CHIRP Report: Stored energy in a towing line causes personal injury
Where complacency and making assumptions combined with poor judgement could have led to serious injury – or worse…

The following case study is from CHIRP Maritime’s Superyacht Feedback. It is the first superyacht-specific programme and publication dedicated to improving safety in the maritime industry through vital knowledge sharing, anonymous reporting, analysis and feedback via the Superyacht Maritime Advisory Board.
Initial report
While the vessel was adrift, a tender was prepared for towing from the swimming platform. The line was connected and, following communication between deck and bridge, the operation proceeded on the understanding that the towing line was correctly rigged. As the vessel moved ahead, tension built in the line, which then fouled on the upper section of a bitt, creating a restriction under load.
The officer approached to clear it and, with the line still under tension, attempted to free it by kicking it. When the line suddenly released, it recoiled violently, striking the officer on the arm and neck and briefly rendering them unconscious.
First aid was provided on board and the casualty was taken ashore for assessment. No serious injuries were found and they returned to the vessel later the same day.
The operation proceeded on the assumption that the line was correctly set.
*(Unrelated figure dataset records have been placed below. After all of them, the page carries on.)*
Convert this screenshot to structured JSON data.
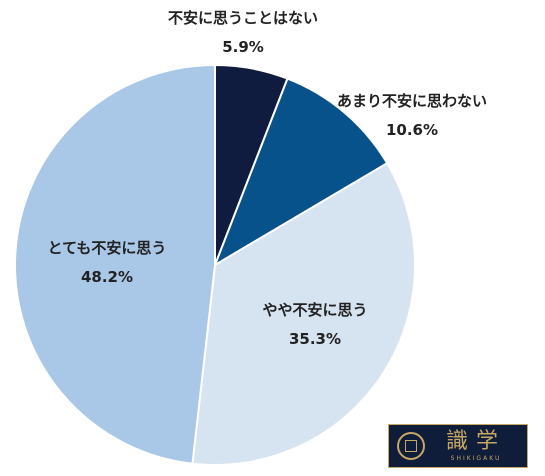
{
  "chart_data": {
    "type": "pie",
    "title": "",
    "slices": [
      {
        "label": "不安に思うことはない",
        "value": 5.9,
        "value_label": "5.9%",
        "color": "#0f1c3f"
      },
      {
        "label": "あまり不安に思わない",
        "value": 10.6,
        "value_label": "10.6%",
        "color": "#08528c"
      },
      {
        "label": "やや不安に思う",
        "value": 35.3,
        "value_label": "35.3%",
        "color": "#d6e3f1"
      },
      {
        "label": "とても不安に思う",
        "value": 48.2,
        "value_label": "48.2%",
        "color": "#a9c7e7"
      }
    ],
    "start_angle": "12 o'clock",
    "direction": "clockwise",
    "legend": "none"
  },
  "logo": {
    "text": "識学",
    "subtext": "SHIKIGAKU",
    "background": "#0f1c3a",
    "accent": "#c6a764"
  }
}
The fouling under load, combined with attempts to intervene without first removing tension, increased the risk. This highlights the dangers of working on tensioned lines and the need to pause and make the situation safe before taking action.
CHIRP comment
This report describes a serious incident involving a tensioned line during a towing-related operation between a superyacht and its tender. There is concern over whether the attachment point used – a mooring bitt on the swimming platform – was structurally suitable or approved for towing loads and how this was verified.
The operation appears to have proceeded on the assumption that the line was correctly rigged, without a final check after the vessel moved ahead. As the load was applied, the line fouled on the bitt, creating an unsafe condition that was not immediately recognised. Limited planning and weak communication between the bridge and deck teams contributed to the escalation.
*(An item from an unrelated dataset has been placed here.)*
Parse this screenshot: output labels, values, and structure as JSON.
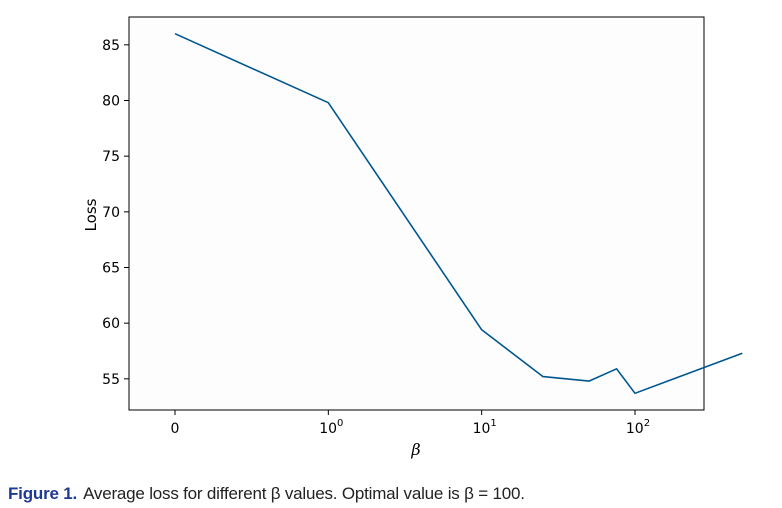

A key learning point is the attempt to intervene while the line was under tension. Handling or attempting to free a loaded line exposes personnel to snapback risk. In this case, poor judgement of load and timing led to a sudden release and injury. Even small timing errors during such operations can have serious consequences.
Basic risk controls were missing. A short toolbox talk, clearer communication or pausing engine power could have reduced the risk.
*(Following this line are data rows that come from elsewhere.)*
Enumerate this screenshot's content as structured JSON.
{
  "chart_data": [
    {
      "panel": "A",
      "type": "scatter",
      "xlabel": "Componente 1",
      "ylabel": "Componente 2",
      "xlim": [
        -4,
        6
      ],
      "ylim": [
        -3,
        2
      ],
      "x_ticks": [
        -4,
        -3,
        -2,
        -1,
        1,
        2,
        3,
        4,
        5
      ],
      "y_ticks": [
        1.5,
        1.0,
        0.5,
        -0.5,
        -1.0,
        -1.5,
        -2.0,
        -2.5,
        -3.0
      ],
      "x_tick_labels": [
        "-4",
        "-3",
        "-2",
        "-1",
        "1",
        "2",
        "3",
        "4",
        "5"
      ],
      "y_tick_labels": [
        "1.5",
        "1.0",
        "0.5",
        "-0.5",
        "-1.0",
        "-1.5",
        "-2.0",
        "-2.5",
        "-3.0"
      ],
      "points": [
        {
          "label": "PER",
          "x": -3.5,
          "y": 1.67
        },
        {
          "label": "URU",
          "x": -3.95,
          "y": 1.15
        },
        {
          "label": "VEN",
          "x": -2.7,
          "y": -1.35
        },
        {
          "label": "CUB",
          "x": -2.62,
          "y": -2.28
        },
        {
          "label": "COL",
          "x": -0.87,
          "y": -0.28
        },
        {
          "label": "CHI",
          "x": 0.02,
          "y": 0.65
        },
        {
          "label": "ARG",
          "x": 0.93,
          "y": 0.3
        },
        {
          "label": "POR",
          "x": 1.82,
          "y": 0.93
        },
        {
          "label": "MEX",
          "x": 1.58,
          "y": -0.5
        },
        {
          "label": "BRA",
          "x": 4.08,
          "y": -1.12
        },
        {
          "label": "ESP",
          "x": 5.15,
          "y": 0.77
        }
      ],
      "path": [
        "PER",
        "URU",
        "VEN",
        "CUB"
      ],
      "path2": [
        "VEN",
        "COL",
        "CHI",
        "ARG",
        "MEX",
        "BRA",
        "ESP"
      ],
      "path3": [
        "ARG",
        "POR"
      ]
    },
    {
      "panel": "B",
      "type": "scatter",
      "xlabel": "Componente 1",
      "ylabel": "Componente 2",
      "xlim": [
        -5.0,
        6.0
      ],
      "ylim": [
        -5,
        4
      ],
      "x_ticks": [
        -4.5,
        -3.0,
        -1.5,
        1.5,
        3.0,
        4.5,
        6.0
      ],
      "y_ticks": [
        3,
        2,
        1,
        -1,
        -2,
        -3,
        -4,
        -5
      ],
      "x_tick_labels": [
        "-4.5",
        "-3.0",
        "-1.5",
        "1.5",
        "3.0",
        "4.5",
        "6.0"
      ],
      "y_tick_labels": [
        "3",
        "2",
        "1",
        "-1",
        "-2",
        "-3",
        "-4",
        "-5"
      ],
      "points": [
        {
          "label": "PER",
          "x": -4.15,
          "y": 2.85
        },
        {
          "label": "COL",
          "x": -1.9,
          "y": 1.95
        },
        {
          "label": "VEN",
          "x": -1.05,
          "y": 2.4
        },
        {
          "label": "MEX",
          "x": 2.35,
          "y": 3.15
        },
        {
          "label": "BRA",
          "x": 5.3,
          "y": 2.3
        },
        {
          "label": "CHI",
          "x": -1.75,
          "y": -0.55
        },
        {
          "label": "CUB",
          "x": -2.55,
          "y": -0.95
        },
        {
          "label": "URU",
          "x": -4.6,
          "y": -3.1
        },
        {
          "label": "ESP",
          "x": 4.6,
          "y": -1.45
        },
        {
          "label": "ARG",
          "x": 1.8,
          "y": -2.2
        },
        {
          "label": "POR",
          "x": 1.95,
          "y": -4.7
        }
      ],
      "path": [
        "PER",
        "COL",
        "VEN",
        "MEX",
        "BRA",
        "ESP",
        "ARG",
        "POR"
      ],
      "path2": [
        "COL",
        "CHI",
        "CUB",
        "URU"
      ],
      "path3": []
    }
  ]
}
This incident reinforces the fact that all tensioned lines must be treated as high risk. Equipment suitability and rigging should be positively verified before the load is applied and operations should be stopped to remove tension before any intervention. Strong communication between bridge and deck teams is essential throughout.
This personal injury incident highlights how quickly routine tasks can escalate when stored energy is involved, and the importance of stopping to reassess before acting.
Key issues relating to this report
Factors related to this report
Complacency – is evident in that the towing line was correctly rigged without a positive verification once the load was applied. The operation appears to have been treated as routine, reducing vigilance at a critical moment.
Situational awareness – is reflected in the failure to fully recognise the hazard posed by a tensioned and fouled line, particularly the risks associated with stored energy and snapback zones.
Communication – may have contributed as, although there was contact between bridge and deck, there is no indication that a shared mental model of the developing hazard (fouling under load) was established.
Teamwork/Assertiveness – is suggested by the absence of challenge or pause before intervention, with no evidence of cross-checking or escalation before attempting to clear the line.
Capability (or insufficient application of training) – is indicated in the choice to physically intervene on a tensioned line, contrary to widely taught safe line-handling practices.
Key takeaways
Regulators – Known risks are not the same as managed risks. This case emphasises that well-known hazards such as snapback and stored energy still occur despite extensive guidance, indicating that current safety messages are not consistently influencing operational behaviour. There is an opportunity to better embed, assess and reinforce guidance such as MGN 520 across the industry, particularly regarding dynamic risk assessment and intervention thresholds.
Managers (company/operators) – Procedures only protect people when they shape real behaviour on deck. The incident indicates a gap between procedures and practice, especially in stopping work when conditions deviate from the plan. Managers should consider how effectively crews are trained and empowered to pause operations, how clearly snapback risks are demonstrated, and whether supervision and on-board culture actively reinforce conservative decision-making in routine tasks.
For Seafarers – If it’s under load, don’t touch it, make it safe first. This event is a reminder that tensioned lines are inherently dangerous and can become lethal without warning. Intervening before removing the load, even with simple actions, can lead to serious consequences. Taking a moment to stop, reassess and make the situation safe is always the safer option, even under perceived pressure to continue.